Market map studies have been used in the cigarette industry for many years to aid in the characterization of the marketplace. These studies provide comparative values and predictive models for aiding in the assessment of other products. However, the characterization of the physical properties and smoke and filler harmful and potentially harmful constituents (HPHCs) of cigars has been much more limited than with cigarettes.

We examined the physical properties and the filler and smoke HPHCs of 24 machine-made cigars from the U.S. marketplace. The goal was to establish HPHC ranges for filler and smoke yields and to develop predictive relationships to estimate smoke yields of cigars not included in this study.

Products were smoked using the CORESTA, ISO, and Intense smoking regimes for the constituents on the FDA abbreviated HPHC list for cigarettes. The cigars were also tested for each of the filler constituents on the FDA abbreviated HPHC list for cigarettes. Cigars show much greater variability in weight and resistance to draw than cigarettes and that variation is reflected in much greater variability in smoke yields than is seen with cigarettes.

The relative variability of smoke HPHCs and the product yield orderings are similar with all three smoking regimes.

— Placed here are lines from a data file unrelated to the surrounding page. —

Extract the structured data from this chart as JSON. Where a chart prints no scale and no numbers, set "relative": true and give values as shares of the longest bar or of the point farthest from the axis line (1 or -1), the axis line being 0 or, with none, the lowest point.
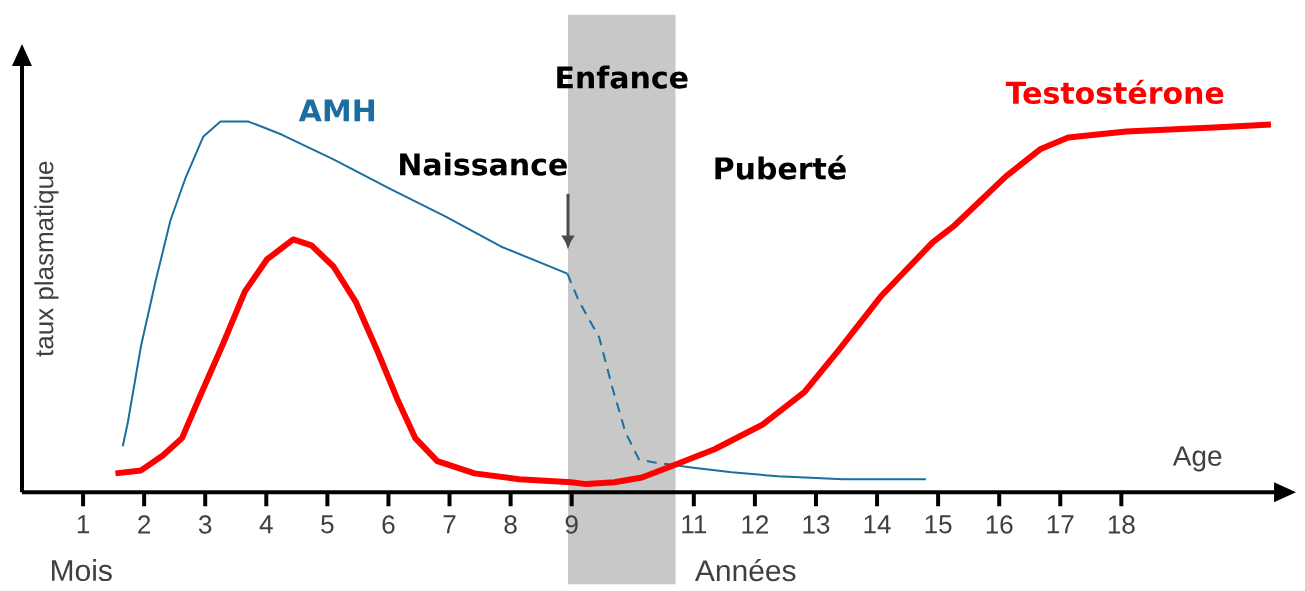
{
  "chart_data": {
    "type": "line",
    "relative": true,
    "ylabel": "taux plasmatique",
    "xlabel": "Age",
    "xlim": [
      0,
      20.5
    ],
    "xticks": [
      1,
      2,
      3,
      4,
      5,
      6,
      7,
      8,
      9,
      11,
      12,
      13,
      14,
      15,
      16,
      17,
      18
    ],
    "bands": [
      {
        "axis": "x",
        "from": 8.94,
        "to": 10.7,
        "label": "Enfance",
        "color": "#c8c8c8"
      }
    ],
    "annotations": [
      {
        "text": "Naissance",
        "x": 8.94,
        "y": 0.655
      },
      "Puberté",
      "Mois",
      "Années"
    ],
    "series": [
      {
        "name": "AMH",
        "color": "#1b6fa0",
        "line_style": "solid",
        "x": [
          1.65,
          1.73,
          1.95,
          2.19,
          2.43,
          2.68,
          2.97,
          3.25,
          3.71,
          4.25,
          5.1,
          6.02,
          6.93,
          7.84,
          8.93
        ],
        "values": [
          0.124,
          0.186,
          0.396,
          0.571,
          0.733,
          0.849,
          0.96,
          1,
          1,
          0.965,
          0.898,
          0.819,
          0.744,
          0.663,
          0.59
        ]
      },
      {
        "color": "#1b6fa0",
        "line_style": "dashed",
        "x": [
          8.93,
          9.12,
          9.45,
          9.66,
          9.88,
          10.1,
          10.33,
          10.61
        ],
        "values": [
          0.59,
          0.515,
          0.418,
          0.286,
          0.162,
          0.089,
          0.081,
          0.075
        ]
      },
      {
        "color": "#1b6fa0",
        "line_style": "solid",
        "x": [
          10.61,
          10.96,
          11.62,
          12.38,
          13.44,
          14.8
        ],
        "values": [
          0.075,
          0.067,
          0.054,
          0.043,
          0.035,
          0.035
        ]
      },
      {
        "name": "Testostérone",
        "color": "#ff0000",
        "line_style": "solid",
        "x": [
          1.53,
          1.95,
          2.31,
          2.62,
          2.92,
          3.28,
          3.65,
          4.01,
          4.44,
          4.74,
          5.1,
          5.47,
          5.83,
          6.14,
          6.44,
          6.8,
          7.41,
          8.14,
          8.99,
          9.24,
          9.7,
          10.15,
          10.63,
          11.34,
          12.13,
          12.81,
          13.38,
          14.06,
          14.91,
          15.25,
          16.11,
          16.67,
          17.13,
          18.08,
          19.51,
          20.45
        ],
        "values": [
          0.051,
          0.059,
          0.1,
          0.146,
          0.261,
          0.396,
          0.542,
          0.628,
          0.682,
          0.666,
          0.609,
          0.512,
          0.377,
          0.253,
          0.146,
          0.084,
          0.051,
          0.035,
          0.027,
          0.022,
          0.027,
          0.04,
          0.07,
          0.116,
          0.183,
          0.27,
          0.385,
          0.528,
          0.674,
          0.717,
          0.852,
          0.925,
          0.957,
          0.973,
          0.984,
          0.992
        ]
      }
    ]
  }
}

Filler HPHCs are less variable than smoke HPHCs. The smoke HPHCs are correlated to the overall yields of the products as measured by TPM, tar, or carbon monoxide yields. Many of the smoke yield correlations are further improved by taking the tobacco filler HPHCs into account.

This work is discussed in a two-part presentation. Part 1 focuses on the description of the products and the inherent variability of cigars. Part 2 focuses on predictive models.